By running the code above, simPM will map out the possible item-level PHPM designs and determine whether the cost of each design is within the remaining budget limit. Please note that when we specify methods = "item", simPM() will only map out the balanced item-level PHPM designs. They are balanced in the sense that each missing data pattern has the same number of missing observed measurements. For more information about imbalanced item-level PHPM designs, please refer to forward assembly.

The program will run Monte Carlo simulations for the plausible designs that cost less than the remaining amount of funding. Comparisons are made among the plausible designs. The design that yields higher empirical statistical power with regard to the focal parameters will be selected as the optimal balanced item-level PHPM design.

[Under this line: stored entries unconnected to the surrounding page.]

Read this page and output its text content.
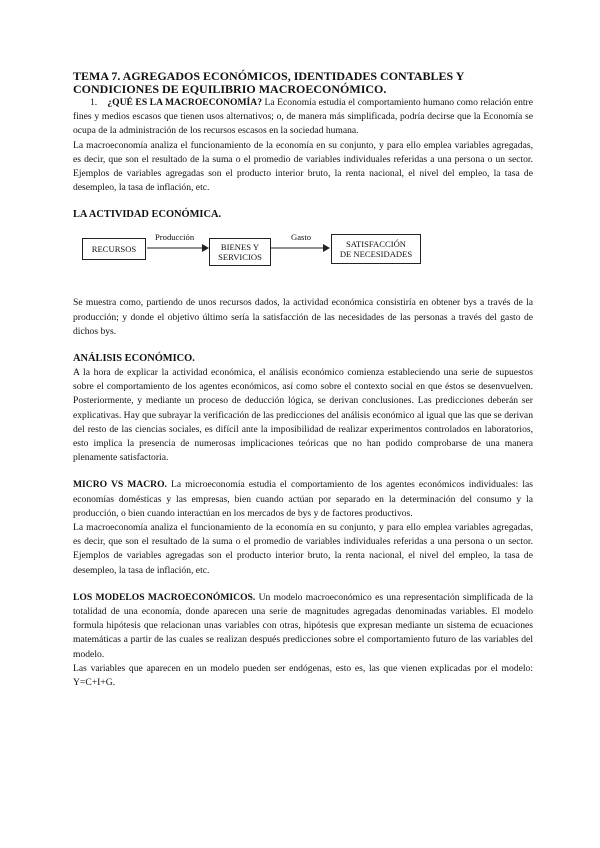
TEMA 7. AGREGADOS ECONÓMICOS, IDENTIDADES CONTABLES Y CONDICIONES DE EQUILIBRIO MACROECONÓMICO.

1. ¿QUÉ ES LA MACROECONOMÍA? La Economía estudia el comportamiento humano como relación entre fines y medios escasos que tienen usos alternativos; o, de manera más simplificada, podría decirse que la Economía se ocupa de la administración de los recursos escasos en la sociedad humana.

La macroeconomía analiza el funcionamiento de la economía en su conjunto, y para ello emplea variables agregadas, es decir, que son el resultado de la suma o el promedio de variables individuales referidas a una persona o un sector. Ejemplos de variables agregadas son el producto interior bruto, la renta nacional, el nivel del empleo, la tasa de desempleo, la tasa de inflación, etc.

LA ACTIVIDAD ECONÓMICA.
RECURSOS
Producción
BIENES Y
SERVICIOS
Gasto
SATISFACCIÓN
DE NECESIDADES

Se muestra como, partiendo de unos recursos dados, la actividad económica consistiría en obtener bys a través de la producción; y donde el objetivo último sería la satisfacción de las necesidades de las personas a través del gasto de dichos bys.

ANÁLISIS ECONÓMICO.

A la hora de explicar la actividad económica, el análisis económico comienza estableciendo una serie de supuestos sobre el comportamiento de los agentes económicos, así como sobre el contexto social en que éstos se desenvuelven. Posteriormente, y mediante un proceso de deducción lógica, se derivan conclusiones. Las predicciones deberán ser explicativas. Hay que subrayar la verificación de las predicciones del análisis económico al igual que las que se derivan del resto de las ciencias sociales, es difícil ante la imposibilidad de realizar experimentos controlados en laboratorios, esto implica la presencia de numerosas implicaciones teóricas que no han podido comprobarse de una manera plenamente satisfactoria.

MICRO VS MACRO. La microeconomía estudia el comportamiento de los agentes económicos individuales: las economías domésticas y las empresas, bien cuando actúan por separado en la determinación del consumo y la producción, o bien cuando interactúan en los mercados de bys y de factores productivos.

La macroeconomía analiza el funcionamiento de la economía en su conjunto, y para ello emplea variables agregadas, es decir, que son el resultado de la suma o el promedio de variables individuales referidas a una persona o un sector. Ejemplos de variables agregadas son el producto interior bruto, la renta nacional, el nivel del empleo, la tasa de desempleo, la tasa de inflación, etc.

LOS MODELOS MACROECONÓMICOS. Un modelo macroeconómico es una representación simplificada de la totalidad de una economía, donde aparecen una serie de magnitudes agregadas denominadas variables. El modelo formula hipótesis que relacionan unas variables con otras, hipótesis que expresan mediante un sistema de ecuaciones matemáticas a partir de las cuales se realizan después predicciones sobre el comportamiento futuro de las variables del modelo.

Las variables que aparecen en un modelo pueden ser endógenas, esto es, las que vienen explicadas por el modelo: Y=C+I+G.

setwd("C:/Users/yifeng94/Desktop/simPM/simPM-git/examples")
load("item.ex2_r1.rda")
library(simPM)

In this example, given the budget constraints, there are five plausible balanced item-level PHPM designs. The program thus has run simulations for all the five plausible designs and made comparisons across the designs. The optimal design among the 5 balanced item-level missing designs will cost \$61,830, which is below the reduced available budget.

From the output, we can see that 10% of the participants are assigned to provide complete data across all the future waves of data collection. The rest 90% of the participants are randomly assigned to one of the 126 unique missing data patterns ($n=8$ in each pattern). In each missing data pattern, the participants are assigned to miss four observed indicators (items) in the future waves of data collection (e.g., father and mother report at wave 2 as well as father and teacher report at wave 3).

Over 1000 replications, this design yields an empirical power of 1 for testing the mean intercept (interc~1), the mean slope (slope~1), and the intercept variance (interc~~interc). The empirical statistical power for testing the slope variance (slope~~slope) is 0.79.